Information Security Case Study
In order to mitigate risks resulting from an increase in cyber threats and to comply with Federal legislation, this Federal Agency hired TMI to develop and conduct an enterprise-wide IT security assessment.
TMI developed Security Standards to meet federal legislation and increase Agency baseline information security and privacy posture Agency-wide, while reducing the reporting burdens required complying with Federal mandates. TMI has been providing essential security and privacy services to Agency to enable them to maintain compliance with Federal mandates, provide mission-critical services and maintain the public’s trust and confidence in the quality of services and business operations.
Vulnerability Management (VM): This comprehensive program integrates network vulnerability scanning, configuration compliance scanning, penetration testing, web-based application vulnerability scanning, and wireless vulnerability scanning activities to identify technical deficiencies throughout the department and to provide heightened situational awareness across the department. TMI conducts monthly network vulnerability scans for several small Agencies and provides vulnerability scan support for several others.
Certification & Accreditation (C&A) Support: TMI directly supported the implementation of a comprehensive C&A process to ensure compliance with National Institute of Standards and Technology (NIST) Special Publication (SP) 800-37, Guide for the Security Certification and Accreditation of Federal Information Systems. TMI conducted C&A activities for more than ten systems Agency wide.
FISMA Support: TMI is responsible for developing and preparing the Department’s information security reports as required by FISMA annual reporting requirements and the quarterly FISMA and President’s Management Agenda (PMA) updates.

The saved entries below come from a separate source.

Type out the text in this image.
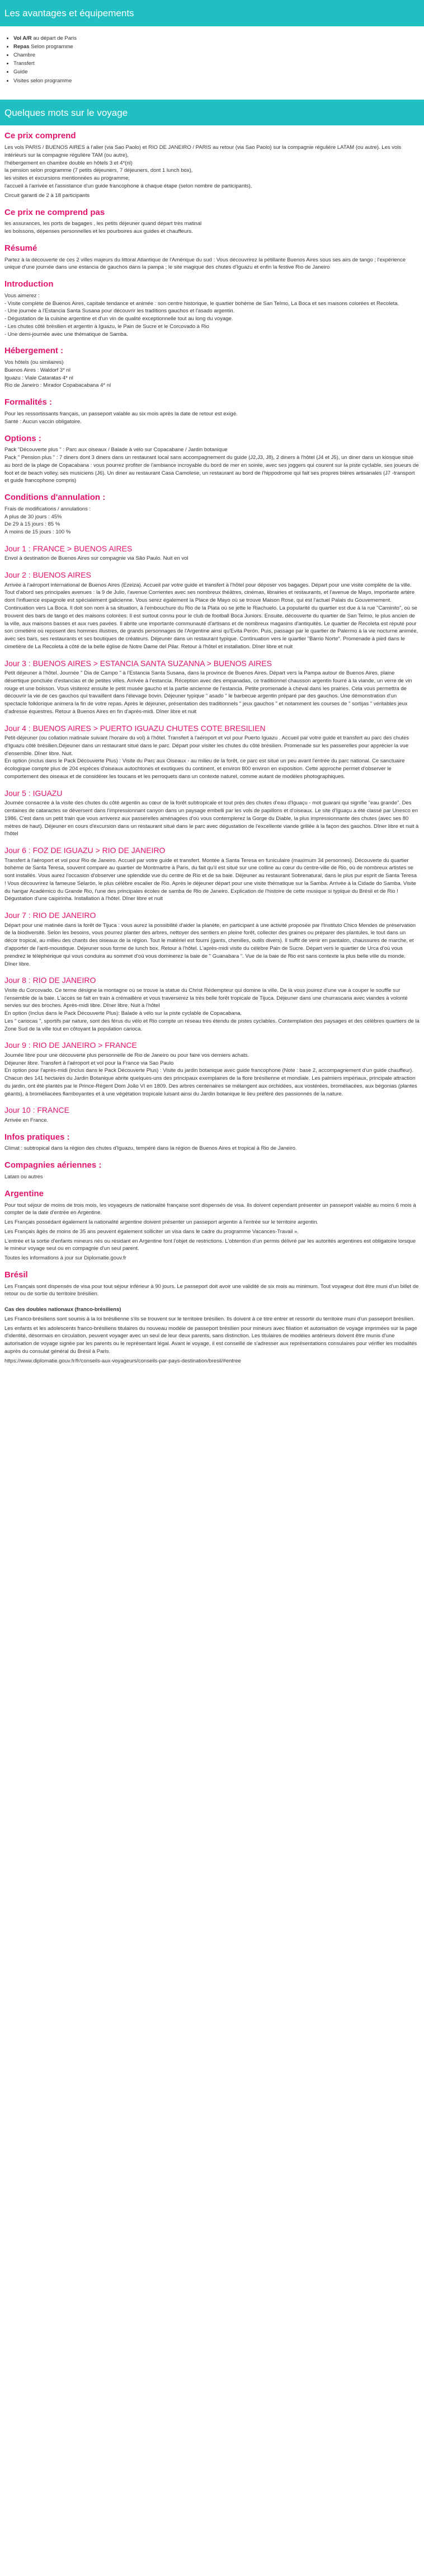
Les avantages et équipements
• Vol A/R au départ de Paris
• Repas Selon programme
• Chambre
• Transfert
• Guide
• Visites selon programme
Quelques mots sur le voyage
Ce prix comprend

Les vols PARIS / BUENOS AIRES à l'aller (via Sao Paolo) et RIO DE JANEIRO / PARIS au retour (via Sao Paolo) sur la compagnie régulière LATAM (ou autre). Les vols intérieurs sur la compagnie régulière TAM (ou autre),
l'hébergement en chambre double en hôtels 3 et 4*(nl)
la pension selon programme (7 petits déjeuners, 7 déjeuners, dont 1 lunch box),
les visites et excursions mentionnées au programme,
l'accueil à l'arrivée et l'assistance d'un guide francophone à chaque étape (selon nombre de participants),

Circuit garanti de 2 à 18 participants

Ce prix ne comprend pas

les assurances, les ports de bagages , les petits déjeuner quand départ très matinal
les boissons, dépenses personnelles et les pourboires aux guides et chauffeurs.

Résumé

Partez à la découverte de ces 2 villes majeurs du littoral Atlantique de l'Amérique du sud : Vous découvrirez la pétillante Buenos Aires sous ses airs de tango ; l'expérience unique d'une journée dans une estancia de gauchos dans la pampa ; le site magique des chutes d'Iguazu et enfin la festive Rio de Janeiro

Introduction

Vous aimerez :
- Visite complète de Buenos Aires, capitale tendance et animée : son centre historique, le quartier bohème de San Telmo, La Boca et ses maisons colorées et Recoleta.
- Une journée à l'Estancia Santa Susana pour découvrir les traditions gauchos et l'asado argentin.
- Dégustation de la cuisine argentine et d'un vin de qualité exceptionnelle tout au long du voyage.
- Les chutes côté brésilien et argentin à Iguazu, le Pain de Sucre et le Corcovado à Rio
- Une demi-journée avec une thématique de Samba.

Hébergement :

Vos hôtels (ou similaires)
Buenos Aires : Waldorf 3* nl
Iguazu : Viale Cataratas 4* nl
Rio de Janeiro : Mirador Copabacabana 4* nl

Formalités :

Pour les ressortissants français, un passeport valable au six mois après la date de retour est exigé.
Santé : Aucun vaccin obligatoire.

Options :

Pack "Découverte plus " : Parc aux oiseaux / Balade à vélo sur Copacabane / Jardin botanique
Pack " Pension plus " : 7 diners dont 3 diners dans un restaurant local sans accompagnement du guide (J2,J3, J8), 2 diners à l'hôtel (J4 et J5), un diner dans un kiosque situé au bord de la plage de Copacabana : vous pourrez profiter de l'ambiance incroyable du bord de mer en soirée, avec ses joggers qui courent sur la piste cyclable, ses joueurs de foot et de beach volley, ses musiciens (J6). Un diner au restaurant Casa Camolese, un restaurant au bord de l'hippodrome qui fait ses propres bières artisanales (J7 -transport et guide francophone compris)

Conditions d'annulation :

Frais de modifications / annulations :
A plus de 30 jours : 45%
De 29 à 15 jours : 85 %
A moins de 15 jours : 100 %

Jour 1 : FRANCE > BUENOS AIRES

Envol à destination de Buenos Aires sur compagnie via São Paulo. Nuit en vol

Jour 2 : BUENOS AIRES

Arrivée à l'aéroport international de Buenos Aires (Ezeiza). Accueil par votre guide et transfert à l'hôtel pour déposer vos bagages. Départ pour une visite complète de la ville. Tout d'abord ses principales avenues : la 9 de Julio, l'avenue Corrientes avec ses nombreux théâtres, cinémas, librairies et restaurants, et l'avenue de Mayo, importante artère dont l'influence espagnole est spécialement galicienne. Vous serez également la Place de Mayo où se trouve Maison Rose, qui est l'actuel Palais du Gouvernement. Continuation vers La Boca. Il doit son nom à sa situation, à l'embouchure du Rio de la Plata où se jette le Riachuelo. La popularité du quartier est due à la rue "Caminito", où se trouvent des bars de tango et des maisons colorées. Il est surtout connu pour le club de football Boca Juniors. Ensuite, découverte du quartier de San Telmo, le plus ancien de la ville, aux maisons basses et aux rues pavées. Il abrite une importante communauté d'artisans et de nombreux magasins d'antiquités. Le quartier de Recoleta est réputé pour son cimetière où reposent des hommes illustres, de grands personnages de l'Argentine ainsi qu'Evita Perón. Puis, passage par le quartier de Palermo à la vie nocturne animée, avec ses bars, ses restaurants et ses boutiques de créateurs. Déjeuner dans un restaurant typique. Continuation vers le quartier "Barrio Norte". Promenade à pied dans le cimetière de La Recoleta à côté de la belle église de Notre Dame del Pilar. Retour à l'hôtel et installation. Dîner libre et nuit

Jour 3 : BUENOS AIRES > ESTANCIA SANTA SUZANNA > BUENOS AIRES

Petit déjeuner à l'hôtel. Journée " Dia de Campo " à l'Estancia Santa Susana, dans la province de Buenos Aires. Départ vers la Pampa autour de Buenos Aires, plaine désertique ponctuée d'estancias et de petites villes. Arrivée à l'estancia. Réception avec des empanadas, ce traditionnel chausson argentin fourré à la viande, un verre de vin rouge et une boisson. Vous visiterez ensuite le petit musée gaucho et la partie ancienne de l'estancia. Petite promenade à cheval dans les prairies. Cela vous permettra de découvrir la vie de ces gauchos qui travaillent dans l'élevage bovin. Déjeuner typique " asado " le barbecue argentin préparé par des gauchos. Une démonstration d'un spectacle folklorique animera la fin de votre repas. Après le déjeuner, présentation des traditionnels " jeux gauchos " et notamment les courses de " sortijas " véritables jeux d'adresse équestres. Retour à Buenos Aires en fin d'après-midi. Dîner libre et nuit

Jour 4 : BUENOS AIRES > PUERTO IGUAZU CHUTES COTE BRESILIEN

Petit-déjeuner (ou collation matinale suivant l'horaire du vol) à l'hôtel. Transfert à l'aéroport et vol pour Puerto Iguazu . Accueil par votre guide et transfert au parc des chutes d'Iguazu côté brésilien.Déjeuner dans un restaurant situé dans le parc. Départ pour visiter les chutes du côté brésilien. Promenade sur les passerelles pour apprécier la vue d'ensemble. Dîner libre. Nuit.
En option (inclus dans le Pack Découverte Plus) : Visite du Parc aux Oiseaux - au milieu de la forêt, ce parc est situé un peu avant l'entrée du parc national. Ce sanctuaire écologique compte plus de 204 espèces d'oiseaux autochtones et exotiques du continent, et environ 800 environ en exposition. Cette approche permet d'observer le comportement des oiseaux et de considérer les toucans et les perroquets dans un contexte naturel, comme autant de modèles photographiques.

Jour 5 : IGUAZU

Journée consacrée à la visite des chutes du côté argentin au cœur de la forêt subtropicale et tout près des chutes d'eau d'Iguaçu - mot guarani qui signifie "eau grande". Des centaines de cataractes se déversent dans l'impressionnant canyon dans un paysage embelli par les vols de papillons et d'oiseaux. Le site d'Iguaçu a été classé par Unesco en 1986. C'est dans un petit train que vous arriverez aux passerelles aménagées d'où vous contemplerez la Gorge du Diable, la plus impressionnante des chutes (avec ses 80 mètres de haut). Déjeuner en cours d'excursion dans un restaurant situé dans le parc avec dégustation de l'excellente viande grillée à la façon des gauchos. Dîner libre et nuit à l'hôtel

Jour 6 : FOZ DE IGUAZU > RIO DE JANEIRO

Transfert à l'aéroport et vol pour Rio de Janeiro. Accueil par votre guide et transfert. Montée à Santa Teresa en funiculaire (maximum 34 personnes). Découverte du quartier bohème de Santa Teresa, souvent comparé au quartier de Montmartre à Paris, du fait qu'il est situé sur une colline au cœur du centre-ville de Rio, où de nombreux artistes se sont installés. Vous aurez l'occasion d'observer une splendide vue du centre de Rio et de sa baie. Déjeuner au restaurant Sobrenatural, dans le plus pur esprit de Santa Teresa ! Vous découvrirez la fameuse Selarón, le plus célèbre escalier de Rio. Après le déjeuner départ pour une visite thématique sur la Samba. Arrivée à la Cidade do Samba. Visite du hangar Académico du Grande Rio, l'une des principales écoles de samba de Rio de Janeiro. Explication de l'histoire de cette musique si typique du Brésil et de Rio ! Dégustation d'une caipirinha. Installation à l'hôtel. Dîner libre et nuit

Jour 7 : RIO DE JANEIRO

Départ pour une matinée dans la forêt de Tijuca : vous aurez la possibilité d'aider la planète, en participant à une activité proposée par l'Instituto Chico Mendes de préservation de la biodiversité. Selon les besoins, vous pourrez planter des arbres, nettoyer des sentiers en pleine forêt, collecter des graines ou préparer des plantules, le tout dans un décor tropical, au milieu des chants des oiseaux de la région. Tout le matériel est fourni (gants, chenilles, outils divers). Il suffit de venir en pantalon, chaussures de marche, et d'apporter de l'anti-moustique. Déjeuner sous forme de lunch box. Retour à l'hôtel. L'après-midi visite du célèbre Pain de Sucre. Départ vers le quartier de Urca d'où vous prendrez le téléphérique qui vous conduira au sommet d'où vous dominerez la baie de " Guanabara ". Vue de la baie de Rio est sans contexte la plus belle ville du monde. Dîner libre.

Jour 8 : RIO DE JANEIRO

Visite du Corcovado. Ce terme désigne la montagne où se trouve la statue du Christ Rédempteur qui domine la ville. De là vous jouirez d'une vue à couper le souffle sur l'ensemble de la baie. L'accès se fait en train à crémaillère et vous traverserez la très belle forêt tropicale de Tijuca. Déjeuner dans une churrascaria avec viandes à volonté servies sur des broches. Après-midi libre. Dîner libre. Nuit à l'hôtel
En option (Inclus dans le Pack Découverte Plus): Balade à vélo sur la piste cyclable de Copacabana.
Les " cariocas ", sportifs par nature, sont des férus du vélo et Rio compte un réseau très étendu de pistes cyclables. Contemplation des paysages et des célèbres quartiers de la Zone Sud de la ville tout en côtoyant la population carioca.

Jour 9 : RIO DE JANEIRO > FRANCE

Journée libre pour une découverte plus personnelle de Rio de Janeiro ou pour faire vos derniers achats.
Déjeuner libre. Transfert à l'aéroport et vol pour la France via Sao Paulo
En option pour l'après-midi (inclus dans le Pack Découverte Plus) : Visite du jardin botanique avec guide francophone (Note : base 2, accompagnement d'un guide chauffeur). Chacun des 141 hectares du Jardin Botanique abrite quelques-uns des principaux exemplaires de la flore brésilienne et mondiale. Les palmiers impériaux, principale attraction du jardin, ont été plantés par le Prince-Régent Dom João VI en 1809. Des arbres centenaires se mélangent aux orchidées, aux vostérées, broméliacées, aux bégonias (plantes géants), à broméliacées flamboyantes et à une végétation tropicale luisant ainsi du Jardin botanique le lieu préféré des passionnés de la nature.

Jour 10 : FRANCE

Arrivée en France.

Infos pratiques :

Climat : subtropical dans la région des chutes d'Iguazu, tempéré dans la région de Buenos Aires et tropical à Rio de Janeiro.

Compagnies aériennes :

Latam ou autres

Argentine

Pour tout séjour de moins de trois mois, les voyageurs de nationalité française sont dispensés de visa. Ils doivent cependant présenter un passeport valable au moins 6 mois à compter de la date d'entrée en Argentine.

Les Français possédant également la nationalité argentine doivent présenter un passeport argentin à l'entrée sur le territoire argentin.

Les Français âgés de moins de 35 ans peuvent également solliciter un visa dans le cadre du programme Vacances-Travail ».

L'entrée et la sortie d'enfants mineurs nés ou résidant en Argentine font l'objet de restrictions. L'obtention d'un permis délivré par les autorités argentines est obligatoire lorsque le mineur voyage seul ou en compagnie d'un seul parent.

Toutes les informations à jour sur Diplomatie.gouv.fr

Brésil

Les Français sont dispensés de visa pour tout séjour inférieur à 90 jours. Le passeport doit avoir une validité de six mois au minimum. Tout voyageur doit être muni d'un billet de retour ou de sortie du territoire brésilien.

Cas des doubles nationaux (franco-brésiliens)

Les Franco-brésiliens sont soumis à la loi brésilienne s'ils se trouvent sur le territoire brésilien. Ils doivent à ce titre entrer et ressortir du territoire muni d'un passeport brésilien.

Les enfants et les adolescents franco-brésiliens titulaires du nouveau modèle de passeport brésilien pour mineurs avec filiation et autorisation de voyage imprimées sur la page d'identité, désormais en circulation, peuvent voyager avec un seul de leur deux parents, sans distinction. Les titulaires de modèles antérieurs doivent être munis d'une autorisation de voyage signée par les parents ou le représentant légal. Avant le voyage, il est conseillé de s'adresser aux représentations consulaires pour vérifier les modalités auprès du consulat général du Brésil à Paris.

https://www.diplomatie.gouv.fr/fr/conseils-aux-voyageurs/conseils-par-pays-destination/bresil/#entree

TMI provides the Agency with the ability to identify IT security weaknesses or vulnerabilities and assist departments in mitigating these weaknesses. TMI provides a real-time oversight and monitoring capability to ensure that the Agency functions as a world-class organization in line with legislative and regulatory requirements. In addition, TMI facilitated the deployment of automated tools to facilitate and track all data collection.
Information Security and Privacy Awareness Training: TMI develops information security and privacy awareness, training, and education programs for the Agency. In addition, TMI Solutions, Inc assists the Agency by introducing standards and tools to ensure they meet FISMA and Office of Personnel Management (OPM) compliance in the area of information security and privacy awareness.
The Benefit to Government
As a result of this activity, vulnerabilities identified across the Agency have proactively been addressed, substantially increasing the overall security posture of the enterprise. This solution has paid immediate dividends by allowing several departments to quickly identify and remediate published vulnerabilities. Taken together, these activities provide the Agency a comprehensive view of their technical security posture across the enterprise.